Закрываю глаза, а сам молюсь, чтобы не нашлось никого другого, вот так же следящего за ее окнами. Одна мысль о подобном, вызывает отвращение, а я прихожу в себя. Однако не нахожу сил уйти прочь.

Не могу, потому и стою, как идиот, каждый вечер перед сном у окон, наблюдая за ее жизнью. Да и с утра умом я мало отличаюсь. Делаю то же, и слежу за окнами напротив.

За ней…

Вера поднимается с дивана, а потянувшись, идет в сторону кухни. На ней снова блузка и та, проклятая, юбка. Она в точности повторяет все, что я успел увидеть без одежды. Это приводит в состояние, близкое к голоду. Окна ее апат *(квартиры) широкие, я могу видеть даже то, как она наливает в электрочайник воду. Тонкие пальцы обхватывают его ручку, а я сглатываю комок в горле, потому что чувствую, как напряжение давит, а в паху саднит. Черт. Это дикость какая-то, хотеть женщину так, чтобы, как одержимый паяц, каждый вечер наблюдать за ней через окна.

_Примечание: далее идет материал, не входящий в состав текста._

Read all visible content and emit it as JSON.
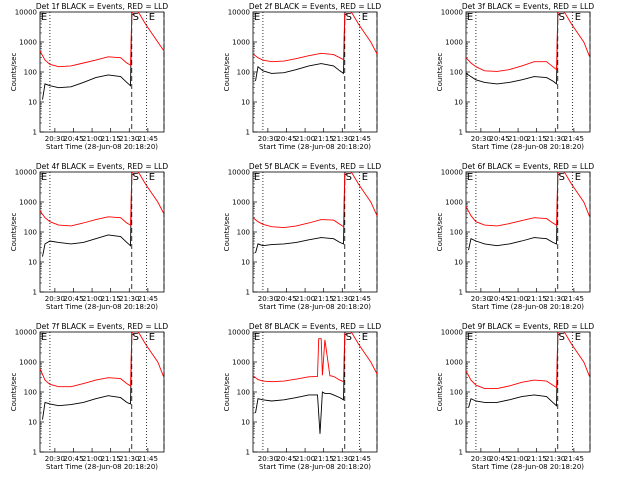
{
  "page": {
    "background": "#ffffff"
  },
  "panels_common": {
    "ylabel": "Counts/sec",
    "xlabel": "Start Time (28-Jun-08 20:18:20)",
    "x_ticks": [
      "20:30",
      "20:45",
      "21:00",
      "21:15",
      "21:30",
      "21:45"
    ],
    "y_ticks": [
      "1",
      "10",
      "100",
      "1000",
      "10000"
    ],
    "colors": {
      "events": "#000000",
      "lld": "#ff0000"
    }
  },
  "chart_data": [
    {
      "type": "line",
      "title": "Det 1f BLACK = Events, RED = LLD",
      "ylim": [
        1,
        10000
      ],
      "log_y": true,
      "marker_labels": [
        {
          "text": "E",
          "x_min": 0
        },
        {
          "text": "S",
          "x_min": 74
        },
        {
          "text": "E",
          "x_min": 87
        }
      ],
      "lines": [
        {
          "style": "dotted",
          "x_min": 8
        },
        {
          "style": "dashed",
          "x_min": 74
        },
        {
          "style": "dotted",
          "x_min": 86
        },
        {
          "style": "dashed",
          "x_min": 100
        }
      ],
      "series": [
        {
          "name": "Events",
          "color": "#000000",
          "x": [
            2,
            4,
            8,
            15,
            25,
            35,
            45,
            55,
            65,
            70,
            73,
            74,
            76
          ],
          "y": [
            12,
            40,
            35,
            30,
            32,
            45,
            65,
            80,
            70,
            45,
            35,
            8000,
            9000
          ]
        },
        {
          "name": "LLD",
          "color": "#ff0000",
          "x": [
            0,
            4,
            8,
            15,
            25,
            35,
            45,
            55,
            65,
            70,
            73,
            74,
            76,
            80,
            85,
            90,
            95,
            100
          ],
          "y": [
            500,
            250,
            180,
            150,
            160,
            200,
            250,
            320,
            300,
            200,
            170,
            9000,
            12000,
            9000,
            4000,
            2000,
            1000,
            500
          ]
        }
      ]
    },
    {
      "type": "line",
      "title": "Det 2f BLACK = Events, RED = LLD",
      "ylim": [
        1,
        10000
      ],
      "log_y": true,
      "marker_labels": [
        {
          "text": "E",
          "x_min": 0
        },
        {
          "text": "S",
          "x_min": 74
        },
        {
          "text": "E",
          "x_min": 87
        }
      ],
      "lines": [
        {
          "style": "dotted",
          "x_min": 8
        },
        {
          "style": "dashed",
          "x_min": 74
        },
        {
          "style": "dotted",
          "x_min": 86
        },
        {
          "style": "dashed",
          "x_min": 100
        }
      ],
      "series": [
        {
          "name": "Events",
          "color": "#000000",
          "x": [
            2,
            4,
            8,
            15,
            25,
            35,
            45,
            55,
            65,
            70,
            73,
            74,
            76
          ],
          "y": [
            50,
            150,
            110,
            90,
            95,
            120,
            160,
            190,
            160,
            110,
            90,
            8000,
            9000
          ]
        },
        {
          "name": "LLD",
          "color": "#ff0000",
          "x": [
            0,
            4,
            8,
            15,
            25,
            35,
            45,
            55,
            65,
            70,
            73,
            74,
            76,
            80,
            85,
            90,
            95,
            100
          ],
          "y": [
            400,
            300,
            250,
            220,
            230,
            280,
            350,
            420,
            380,
            300,
            260,
            9000,
            12000,
            9000,
            4000,
            2000,
            1000,
            400
          ]
        }
      ]
    },
    {
      "type": "line",
      "title": "Det 3f BLACK = Events, RED = LLD",
      "ylim": [
        1,
        10000
      ],
      "log_y": true,
      "marker_labels": [
        {
          "text": "E",
          "x_min": 0
        },
        {
          "text": "S",
          "x_min": 74
        },
        {
          "text": "E",
          "x_min": 87
        }
      ],
      "lines": [
        {
          "style": "dotted",
          "x_min": 8
        },
        {
          "style": "dashed",
          "x_min": 74
        },
        {
          "style": "dotted",
          "x_min": 86
        },
        {
          "style": "dashed",
          "x_min": 100
        }
      ],
      "series": [
        {
          "name": "Events",
          "color": "#000000",
          "x": [
            0,
            4,
            8,
            15,
            25,
            35,
            45,
            55,
            65,
            70,
            73,
            74,
            76
          ],
          "y": [
            90,
            70,
            55,
            45,
            40,
            45,
            55,
            70,
            65,
            50,
            40,
            8000,
            9000
          ]
        },
        {
          "name": "LLD",
          "color": "#ff0000",
          "x": [
            0,
            4,
            8,
            15,
            25,
            35,
            45,
            55,
            65,
            70,
            73,
            74,
            76,
            80,
            85,
            90,
            95,
            100
          ],
          "y": [
            300,
            200,
            150,
            110,
            105,
            120,
            160,
            220,
            220,
            150,
            120,
            9000,
            12000,
            9000,
            4000,
            2000,
            1000,
            300
          ]
        }
      ]
    },
    {
      "type": "line",
      "title": "Det 4f BLACK = Events, RED = LLD",
      "ylim": [
        1,
        10000
      ],
      "log_y": true,
      "marker_labels": [
        {
          "text": "E",
          "x_min": 0
        },
        {
          "text": "S",
          "x_min": 74
        },
        {
          "text": "E",
          "x_min": 87
        }
      ],
      "lines": [
        {
          "style": "dotted",
          "x_min": 8
        },
        {
          "style": "dashed",
          "x_min": 74
        },
        {
          "style": "dotted",
          "x_min": 86
        },
        {
          "style": "dashed",
          "x_min": 100
        }
      ],
      "series": [
        {
          "name": "Events",
          "color": "#000000",
          "x": [
            2,
            4,
            8,
            15,
            25,
            35,
            45,
            55,
            65,
            70,
            73,
            74,
            76
          ],
          "y": [
            15,
            40,
            50,
            45,
            40,
            45,
            60,
            80,
            70,
            45,
            35,
            8000,
            9000
          ]
        },
        {
          "name": "LLD",
          "color": "#ff0000",
          "x": [
            0,
            4,
            8,
            15,
            25,
            35,
            45,
            55,
            65,
            70,
            73,
            74,
            76,
            80,
            85,
            90,
            95,
            100
          ],
          "y": [
            500,
            300,
            220,
            170,
            160,
            200,
            260,
            320,
            300,
            200,
            170,
            9000,
            12000,
            9000,
            4000,
            2000,
            1000,
            400
          ]
        }
      ]
    },
    {
      "type": "line",
      "title": "Det 5f BLACK = Events, RED = LLD",
      "ylim": [
        1,
        10000
      ],
      "log_y": true,
      "marker_labels": [
        {
          "text": "E",
          "x_min": 0
        },
        {
          "text": "S",
          "x_min": 74
        },
        {
          "text": "E",
          "x_min": 87
        }
      ],
      "lines": [
        {
          "style": "dotted",
          "x_min": 8
        },
        {
          "style": "dashed",
          "x_min": 74
        },
        {
          "style": "dotted",
          "x_min": 86
        },
        {
          "style": "dashed",
          "x_min": 100
        }
      ],
      "series": [
        {
          "name": "Events",
          "color": "#000000",
          "x": [
            2,
            4,
            8,
            15,
            25,
            35,
            45,
            55,
            65,
            70,
            73,
            74,
            76
          ],
          "y": [
            20,
            40,
            35,
            38,
            40,
            45,
            55,
            65,
            60,
            45,
            40,
            8000,
            9000
          ]
        },
        {
          "name": "LLD",
          "color": "#ff0000",
          "x": [
            0,
            4,
            8,
            15,
            25,
            35,
            45,
            55,
            65,
            70,
            73,
            74,
            76,
            80,
            85,
            90,
            95,
            100
          ],
          "y": [
            300,
            220,
            180,
            150,
            140,
            160,
            200,
            260,
            250,
            180,
            150,
            9000,
            12000,
            9000,
            4000,
            2000,
            1000,
            350
          ]
        }
      ]
    },
    {
      "type": "line",
      "title": "Det 6f BLACK = Events, RED = LLD",
      "ylim": [
        1,
        10000
      ],
      "log_y": true,
      "marker_labels": [
        {
          "text": "E",
          "x_min": 0
        },
        {
          "text": "S",
          "x_min": 74
        },
        {
          "text": "E",
          "x_min": 87
        }
      ],
      "lines": [
        {
          "style": "dotted",
          "x_min": 8
        },
        {
          "style": "dashed",
          "x_min": 74
        },
        {
          "style": "dotted",
          "x_min": 86
        },
        {
          "style": "dashed",
          "x_min": 100
        }
      ],
      "series": [
        {
          "name": "Events",
          "color": "#000000",
          "x": [
            2,
            4,
            8,
            15,
            25,
            35,
            45,
            55,
            65,
            70,
            73,
            74,
            76
          ],
          "y": [
            25,
            60,
            50,
            40,
            35,
            40,
            50,
            65,
            60,
            45,
            40,
            8000,
            9000
          ]
        },
        {
          "name": "LLD",
          "color": "#ff0000",
          "x": [
            0,
            4,
            8,
            15,
            25,
            35,
            45,
            55,
            65,
            70,
            73,
            74,
            76,
            80,
            85,
            90,
            95,
            100
          ],
          "y": [
            700,
            350,
            220,
            170,
            160,
            190,
            240,
            300,
            280,
            200,
            170,
            9000,
            12000,
            9000,
            4000,
            2000,
            1000,
            300
          ]
        }
      ]
    },
    {
      "type": "line",
      "title": "Det 7f BLACK = Events, RED = LLD",
      "ylim": [
        1,
        10000
      ],
      "log_y": true,
      "marker_labels": [
        {
          "text": "E",
          "x_min": 0
        },
        {
          "text": "S",
          "x_min": 74
        },
        {
          "text": "E",
          "x_min": 87
        }
      ],
      "lines": [
        {
          "style": "dotted",
          "x_min": 8
        },
        {
          "style": "dashed",
          "x_min": 74
        },
        {
          "style": "dotted",
          "x_min": 86
        },
        {
          "style": "dashed",
          "x_min": 100
        }
      ],
      "series": [
        {
          "name": "Events",
          "color": "#000000",
          "x": [
            2,
            4,
            8,
            15,
            25,
            35,
            45,
            55,
            65,
            70,
            73,
            74,
            76
          ],
          "y": [
            12,
            45,
            40,
            35,
            38,
            45,
            60,
            75,
            65,
            45,
            40,
            8000,
            9000
          ]
        },
        {
          "name": "LLD",
          "color": "#ff0000",
          "x": [
            0,
            4,
            8,
            15,
            25,
            35,
            45,
            55,
            65,
            70,
            73,
            74,
            76,
            80,
            85,
            90,
            95,
            100
          ],
          "y": [
            600,
            250,
            180,
            150,
            150,
            190,
            250,
            300,
            280,
            190,
            160,
            9000,
            12000,
            9000,
            4000,
            2000,
            1000,
            300
          ]
        }
      ]
    },
    {
      "type": "line",
      "title": "Det 8f BLACK = Events, RED = LLD",
      "ylim": [
        1,
        10000
      ],
      "log_y": true,
      "marker_labels": [
        {
          "text": "E",
          "x_min": 0
        },
        {
          "text": "S",
          "x_min": 74
        },
        {
          "text": "E",
          "x_min": 87
        }
      ],
      "lines": [
        {
          "style": "dotted",
          "x_min": 8
        },
        {
          "style": "dashed",
          "x_min": 74
        },
        {
          "style": "dotted",
          "x_min": 86
        },
        {
          "style": "dashed",
          "x_min": 100
        }
      ],
      "series": [
        {
          "name": "Events",
          "color": "#000000",
          "x": [
            2,
            4,
            8,
            15,
            25,
            35,
            45,
            52,
            54,
            56,
            58,
            62,
            65,
            70,
            73,
            74,
            76
          ],
          "y": [
            20,
            60,
            55,
            50,
            55,
            65,
            80,
            80,
            4,
            100,
            90,
            90,
            80,
            65,
            55,
            8000,
            9000
          ]
        },
        {
          "name": "LLD",
          "color": "#ff0000",
          "x": [
            0,
            4,
            8,
            15,
            25,
            35,
            45,
            52,
            53,
            55,
            56,
            58,
            62,
            65,
            70,
            73,
            74,
            76,
            80,
            85,
            90,
            95,
            100
          ],
          "y": [
            350,
            260,
            230,
            220,
            230,
            270,
            320,
            330,
            6000,
            6000,
            360,
            5500,
            350,
            330,
            250,
            220,
            9000,
            12000,
            9000,
            4000,
            2000,
            1000,
            400
          ]
        }
      ]
    },
    {
      "type": "line",
      "title": "Det 9f BLACK = Events, RED = LLD",
      "ylim": [
        1,
        10000
      ],
      "log_y": true,
      "marker_labels": [
        {
          "text": "E",
          "x_min": 0
        },
        {
          "text": "S",
          "x_min": 74
        },
        {
          "text": "E",
          "x_min": 87
        }
      ],
      "lines": [
        {
          "style": "dotted",
          "x_min": 8
        },
        {
          "style": "dashed",
          "x_min": 74
        },
        {
          "style": "dotted",
          "x_min": 86
        },
        {
          "style": "dashed",
          "x_min": 100
        }
      ],
      "series": [
        {
          "name": "Events",
          "color": "#000000",
          "x": [
            2,
            4,
            8,
            15,
            25,
            35,
            45,
            55,
            65,
            70,
            73,
            74,
            76
          ],
          "y": [
            30,
            60,
            50,
            45,
            45,
            55,
            70,
            80,
            70,
            45,
            35,
            8000,
            9000
          ]
        },
        {
          "name": "LLD",
          "color": "#ff0000",
          "x": [
            0,
            4,
            8,
            15,
            25,
            35,
            45,
            55,
            65,
            70,
            73,
            74,
            76,
            80,
            85,
            90,
            95,
            100
          ],
          "y": [
            500,
            250,
            170,
            130,
            130,
            160,
            210,
            250,
            230,
            170,
            140,
            9000,
            12000,
            9000,
            4000,
            2000,
            1000,
            300
          ]
        }
      ]
    }
  ]
}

Следить за каждым ее движением, впитывать, как губка, выражение нежного лица, в попытке понять, о чем она думает.

Вера садится за стол, ставит перед собой ужин, но почему-то замирает. Сжимаю оконную раму крепче, замечая странность. Она плачет? Резко открываю дверь на террасу, в каком-то дурацком порыве, потому что женщина не просто плачет. Вера рыдает. Положив голову на свои руки на столе, она надрывно дышит, пытаясь унять слезы. Глупое возбуждение исчезает. Оно покидает тело, уходя вслед за напряжением. Однако ему на смену приходит другое чувство. И оно настолько явственно, что ноги наливаются свинцом, а я готов броситься немедленно из номера, спуститься вниз и отыскать ее дверь.

Дурак. Стискиваю зубы, а кулаки сжимаю инстинктивно. Она чужая, я ее не знаю, и не понимаю причин того, почему она плачет. Вера даже имени моего не знает. Так почему должна открыть дверь, или позволить себя утешить? Небо, я идиот. Я помешался, и, зная об этом, не ищу способа успокоиться. Я мог бы просто трахнуть Сару, унять гормоны, воспользоваться ее прямым намеком. Но нет же. Я занимаюсь мазохизмом с той самой минуты, как увидел это совершенство.

Иного эпитета для описания Веры, я не могу найти никак. Все на что смотрю даже сейчас, когда она подняла голову, спешно вытирая слезы с опухших и покрасневших глаз, — все это совершенно, идеально и красиво. Даже то, как шмыгнув носом, она небрежно вытирает его тыльной стороной ладони, как ребенок.

Я не могу насытиться этой картиной… Не могу.

Сжав челюсти, разворачиваюсь прочь с террасы. Откидываю на ходу полотенце с бедер, а открыв дверь в ванную комнату, раскручиваю вентиль, становясь под холодные струи воды. Не помогает… Ничего не помогает, а бешеный набат в груди только растет. Он мешает мыслить, мешает сосредоточиться на работе, не позволяет успокоиться. Пойти прямо сейчас и найти куклу, обвешанную кучей цацок, — все равно, что заиметь головную боль. Сара не отстанет даже после того, как я обласкаю ее своим вниманием.

Прислоняюсь лбом к кафелю, пытаясь выкинуть из головы все. Это ненормально. Так не бывает… Не мог же я влюбиться, как школьник, с первого взгляда? Я никогда не верил в подобное, и продолжаю придерживаться той мысли, что такого не бывает. Это обычный инстинкт, и я должен его унять прямо сейчас.

Надо остановить это. Сейчас же, иначе взорвусь, на хрен.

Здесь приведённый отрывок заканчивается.